The fellowship has been such a transformative journey so far. It has provided me with the opportunity to learn from a diverse group of experts, collaborate with them, and collectively work towards understanding and addressing some of the most pressing issues in the field of population, ethics, and human rights. I am excited to continue drawing on interdisciplinary perspectives that can help us navigate these complexities, and ensure that modernization aligns with ethical and human rights principles, and does not leave anyone behind. I look forward to the learning and growth that the remaining duration of the fellowship promises.

  • Would you like to share a fun fact about yourself or your time so far as an IUSSP Population Ethics, Human Rights Fellow?

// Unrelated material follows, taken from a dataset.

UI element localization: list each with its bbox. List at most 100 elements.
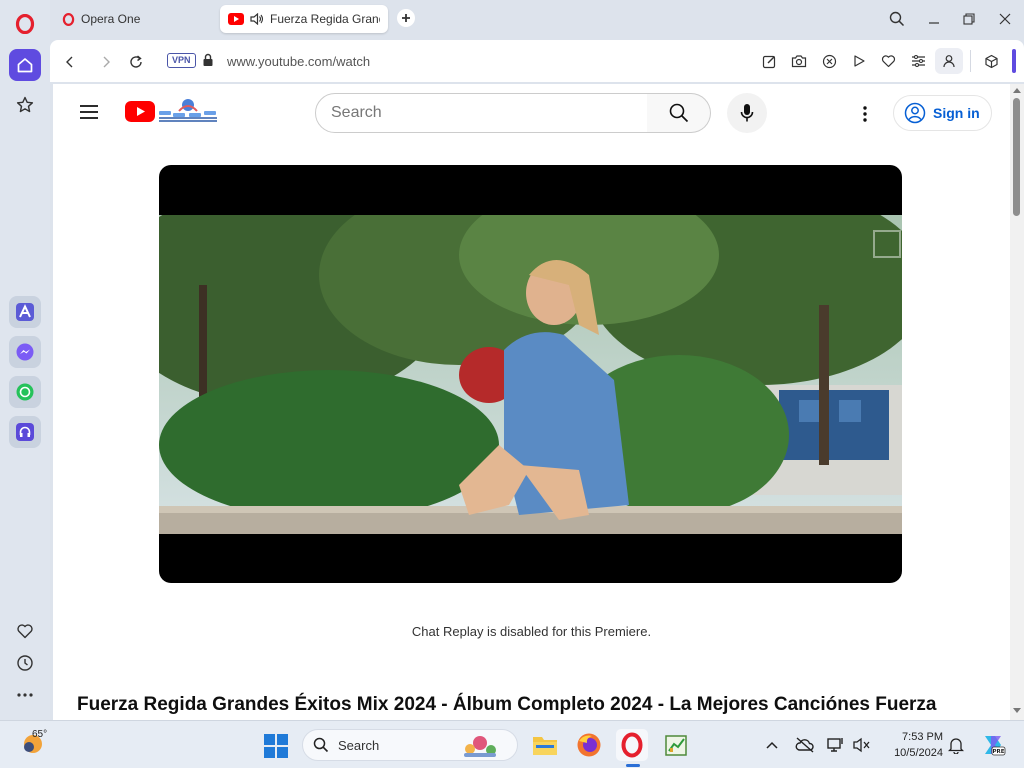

I recently discovered profound meanings of the isiZulu words "Sawubona" and "Ubuntu" and it has truly revitalised my approach to collaborative work in population register systems. "Sawubona", which translates to "I see you", reminds me of the significance of acknowledging every individual. In population register systems, this translates to the commitment to accurately represent and include every person, recognizing their unique experiences and identities.

The concept of "Ubuntu", on the other hand, meaning "I am because we are", reinforces the importance of community and interconnectedness. It underlines the realisation that our work isn't isolated but linked with numerous other individuals and communities. Through the lens of Ubuntu, our task becomes a collective endeavour where every data point is not just a statistic, but a story, a part of the collective human tapestry. This perspective has brought a deeper level of empathy and connection to my work, reminding me that we are all part of a larger whole, each contributing in our own unique way.

These two concepts have thus instilled a more humane, compassionate perspective into my work, guiding me towards a more inclusive and meaningful practice in population register systems.